McCaffery: All-Chester Delco Madness final sure to keep debates going
Randy Legette has seen them all, the state champions and the near-misses, the All-Americans and the overachievers, the Chester High basketball teams that must be remembered, and those that must be remembered even more.
He played for Chester and was the athletic director for most of the golden era of basketball success culminating in a perfect season in 2012.
“I remember the time they were upset with me at Lower Merion,” Legette was saying Sunday. “They beat us for the district championship. That’s the time I said, ‘We don’t need to win the district. We want to win a state championship.’”
Legette said that, it was stamped into print in the Daily Times, and it immediately became not just an outburst but a policy, something every Chester High player and coach has repeated ever since.
“Gregg Downer said, ‘You disrespected us, Randy,’” Legette said, of the Aces’ coach. “I said, ‘Don’t take it personally. Take it with a grain of salt.’ But I do remember saying, ‘I don’t care. Go ahead and write it.’” With that, 24 years later, Legette laughed out loud. “But we were cool after that.”
Chester is eight-for-18 in state championship games, demonstrating enough excellence since the 1950s to have ignited a city-wide passion. And while all Clippers fans will rally on game night behind whomever is wearing the orange and black, all will have an opinion about the best championship team of all. And that doesn’t include those who will scream that some of the finest Clippers teams were the ones that just came close.
Legette was thinking about that recently when he received phone calls, plenty of them, from friends and fans caught up in the mythical Daily Times Delco Madness tournament to determine the best high school basketball team in Delaware County history.
“You know it,” Legette said. “I’ve been getting calls left and right.”
And?
“And,” Legette intimated, “most of them say the 2008 team was the best of them all.”
The 2008 team was led by All-Delco Player of the Year Karon Burton and All-Delco Nasir Robinson and was seeded No. 3 in the Sweet 16. Yet it was stunned in the first round by the 1967 Darby Township state championship team. That’s what makes tournament madness. The mid-majors often pull the early upsets. There’s also another truth about such events: Eventually, the clouds clear and the results all make sense.
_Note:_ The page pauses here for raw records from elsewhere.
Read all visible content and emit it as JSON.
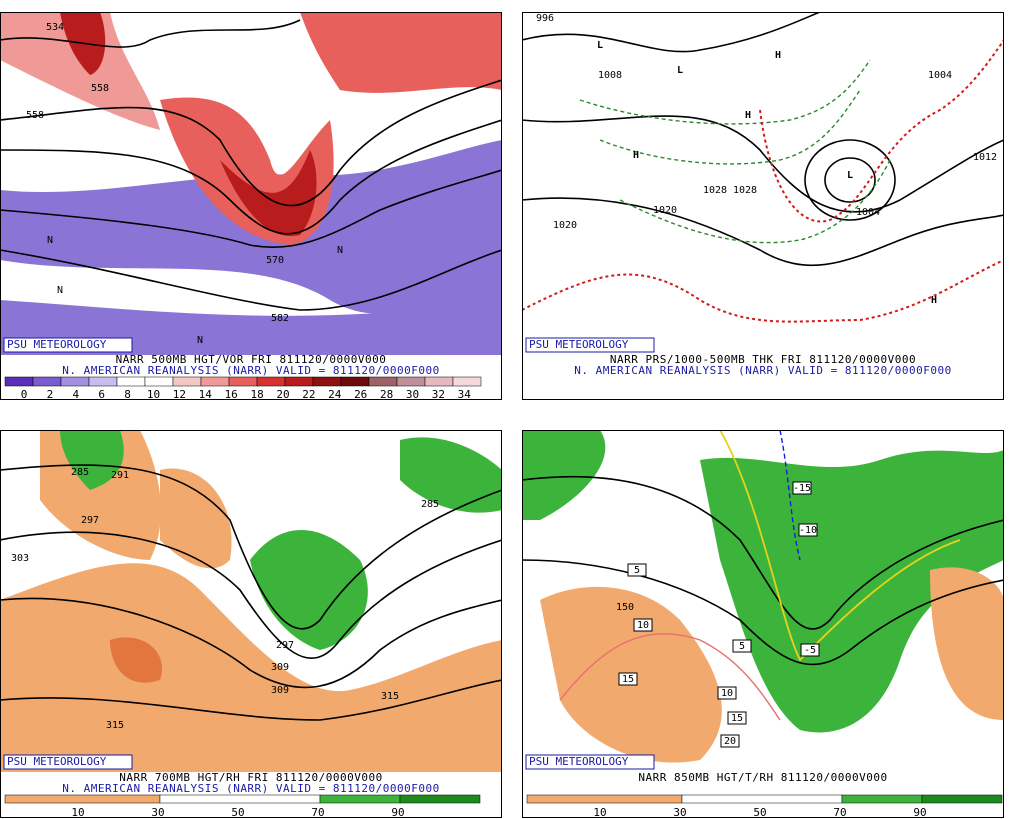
{
  "panels": [
    {
      "logo": "PSU METEOROLOGY",
      "caption": [
        "NARR 500MB HGT/VOR FRI 811120/0000V000",
        "N. AMERICAN REANALYSIS (NARR) VALID = 811120/0000F000"
      ],
      "colorbar": [
        0,
        2,
        4,
        6,
        8,
        10,
        12,
        14,
        16,
        18,
        20,
        22,
        24,
        26,
        28,
        30,
        32,
        34
      ],
      "map_labels": [
        "534",
        "558",
        "558",
        "570",
        "582",
        "N",
        "N",
        "N",
        "N"
      ]
    },
    {
      "logo": "PSU METEOROLOGY",
      "caption": [
        "NARR PRS/1000-500MB THK FRI 811120/0000V000",
        "N. AMERICAN REANALYSIS (NARR) VALID = 811120/0000F000"
      ],
      "colorbar": [],
      "map_labels": [
        "996",
        "1008",
        "1020",
        "1020",
        "1028",
        "1028",
        "1012",
        "1004",
        "1004",
        "L",
        "L",
        "L",
        "H",
        "H",
        "H",
        "H"
      ]
    },
    {
      "logo": "PSU METEOROLOGY",
      "caption": [
        "NARR 700MB HGT/RH FRI 811120/0000V000",
        "N. AMERICAN REANALYSIS (NARR) VALID = 811120/0000F000"
      ],
      "colorbar": [
        10,
        30,
        50,
        70,
        90
      ],
      "map_labels": [
        "285",
        "291",
        "297",
        "303",
        "309",
        "315",
        "315",
        "285",
        "297",
        "309"
      ]
    },
    {
      "logo": "PSU METEOROLOGY",
      "caption": [
        "NARR 850MB HGT/T/RH 811120/0000V000"
      ],
      "colorbar": [
        10,
        30,
        50,
        70,
        90
      ],
      "map_labels": [
        "-15",
        "-10",
        "-5",
        "5",
        "5",
        "10",
        "10",
        "15",
        "15",
        "20",
        "150"
      ]
    }
  ]
}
Six Chester teams were in the field, none including Jameer Nelson, the best player ever to wear the Clippers uniform. Clyde Jones, whose 2009 Penn Wood state champions were seeded sixth, only playfully accused the selection committee of “Chester bias.” At the same time, Chester fans were wondering why there weren’t 16 Clippers teams invited … or 17 were there to be a play-in round.
All that mattered by the weekend, though, was that the championship game was set and that two Clippers teams would play for the title. The mythical game will be Monday night at 9, pitting the first Chester state champion from 1983 against the most recent from 2012.
So one Chester team will go all the way, just as Legette decided must happen when he was irritating the coach of a team that included Kobe Bryant. Then again, that will be the cue for the fans of the rest of the Chester teams to boo and heckle.
“Just look at Facebook,” said Dave Burman, whose pristine statistics and files of news clippings long have preserved Chester basketball history. “It’s, ‘This team’s the greatest, that team’s the greatest,’ that kind of thing. But they really have enjoyed this. And it has made them realize how good the ’83 team was.”
The ’83 team, coached by Cliff Wilson, was seeded No. 7. The 2012 team, the only Clippers squad to finish an undefeated season, rolled in at No. 1. But the longer the tournament went, and the more the 1983 team was examined, the less likely it seemed that the 2012 Clippers would be invincible.
“I’m looking at ’83 now,” said Burman, trying to handicap the final. “They shot better than the 2012 team. Chester’s ’83 guards were a little bigger, too. And they could handle that press. I’d go with ’83 in just an unbelievable game.”
It could go that way. But that was Legette, who never ducked from a post-game comment after a Lower Merion game, caught in the 2012 spirit, declaring that team the best in Chester history in the moments after its state championship victory over the Aces.
And, no, he won’t back down from it eight years later.
“They played a tough schedule,” he said. “Undefeated. That’s a tough thing to do. It wasn’t like they were playing Pennsylvania teams. They played a national schedule. If you remember, they beat seven teams that went on to win state championships in their state. Seven. Seven of them. Isn’t that amazing? So that’s what I always look at. You have to go with that team. They beat everybody who was in front of them.”
The 1983 team played a tough schedule, too. And its most impressive victory was defeating the notion that Chester would never win a state championship, a haunting possibility considering that it was 0-7 in state finals to that point.
So who will win it all?
If it helps, the linesmakers have the 2012 team as a 1-point favorite.
“Oh, man, I rarely argue that type of stuff,” said Keith Taylor, the current Clippers head coach, former longtime assistant and standout point guard. “That’s for the fans. I don’t want to get involved with that with fans.
“Because the people around here? They take their basketball seriously.”